Published March 11, 2024
2 months ago

Dakar, Senegal - With the Senegalese presidential election on the horizon, the opposition coalition, led by popular figure Ousmane Sonko, is stirring the political pot with transformative promises. On Saturday, the coalition rolled out a comprehensive campaign platform, anchored by the commitment to introduce a new national currency and restructure existing mining and energy contracts.

Bassirou Diomaye Faye, the face of the coalition's presidential bid, stands as a formidable opponent in a crowded field of 19 candidates. Although Senegal does not conduct public opinion polling, Faye's bid for the top office has captured attention, indicating a potential for political upheaval.
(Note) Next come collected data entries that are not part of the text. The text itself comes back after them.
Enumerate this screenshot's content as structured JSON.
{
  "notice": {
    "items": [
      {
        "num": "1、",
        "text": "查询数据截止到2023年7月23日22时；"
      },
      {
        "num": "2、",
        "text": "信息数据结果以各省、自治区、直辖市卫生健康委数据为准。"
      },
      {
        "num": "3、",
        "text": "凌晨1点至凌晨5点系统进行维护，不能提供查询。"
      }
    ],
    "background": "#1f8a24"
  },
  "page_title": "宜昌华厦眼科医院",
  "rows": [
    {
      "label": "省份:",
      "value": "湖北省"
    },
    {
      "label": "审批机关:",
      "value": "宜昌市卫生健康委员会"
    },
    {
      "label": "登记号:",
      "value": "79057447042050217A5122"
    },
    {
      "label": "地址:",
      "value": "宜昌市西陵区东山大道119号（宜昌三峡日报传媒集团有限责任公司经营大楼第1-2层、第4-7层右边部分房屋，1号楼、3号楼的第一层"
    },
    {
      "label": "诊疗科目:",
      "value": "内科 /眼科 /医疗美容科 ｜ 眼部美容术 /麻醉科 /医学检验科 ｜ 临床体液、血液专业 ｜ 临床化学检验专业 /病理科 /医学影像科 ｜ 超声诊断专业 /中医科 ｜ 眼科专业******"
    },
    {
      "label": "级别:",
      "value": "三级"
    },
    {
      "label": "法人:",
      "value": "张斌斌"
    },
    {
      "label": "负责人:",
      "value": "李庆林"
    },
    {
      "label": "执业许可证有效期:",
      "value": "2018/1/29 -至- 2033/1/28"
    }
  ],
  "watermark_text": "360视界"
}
Faye's detailed platform, spanning 84 pages, outlines the coalition's intent to reclaim economic control as a path toward full independence. The document emphasizes achieving sovereignty in vital sectors, including food, digital space, fiscal policy, energy, and science. This is not merely an economic campaign but a declaration of a comprehensive approach toward omnipotent national self-rule.

The coalition, a conglomerate of members from the now-disbanded Pastef party and other political factions, has coalesced behind Faye following the disqualification of Sonko over a defamation conviction. Sonko's call for his supporters to rally behind Faye could swing a significant demographic — the youth — who are currently grappling with economic hardship and unemployment in the nation of 17 million people.

As Faye proposes bold measures to address inequality and unemployment, there are also ambitious hints at major governance reforms. Notably, the platform proposes the creation of a vice-presidential role coupled with the dissolution of the prime minister's position. These changes symbolize a prospective restructuring of the governance architecture designed to streamline operations and concentrate executive decision-making.

Regional and international stakeholders are closely watching the coalition's campaign vows, particularly concerning fiscal and customs reforms, the introduction of a national currency, and the reevaluation of critical contracts that span mining, hydrocarbons, public procurement, and infrastructure.

Though the platform falls short of detailing the mechanics of these vast contract renegotiations, it underscores the redirection of the mining industry to become a central mechanism for socioeconomic development, aiming to maximize oil production revenues. The upcoming Sangomar oil and gas project operated by Woodside Energy, which is set to produce approximately 100,000 barrels of oil per day starting mid-2024, underscores the gravity of these proposed renegotiations.

The proposed national currency raises flags for the West African Economic and Monetary Union and the future of the CFA franc, a regional currency long embroiled in debate over its connections to former colonial powers. The practical steps to establish a new currency, however, remain a complicated endeavor that would require careful planning and extensive support to reach fruition.

As Faye and his coalition gain momentum, the coming weeks will reveal whether these formidable proposals resonate with the Senegalese public and have the force to shift the political landscape or if they will simply evaporate as election rhetoric.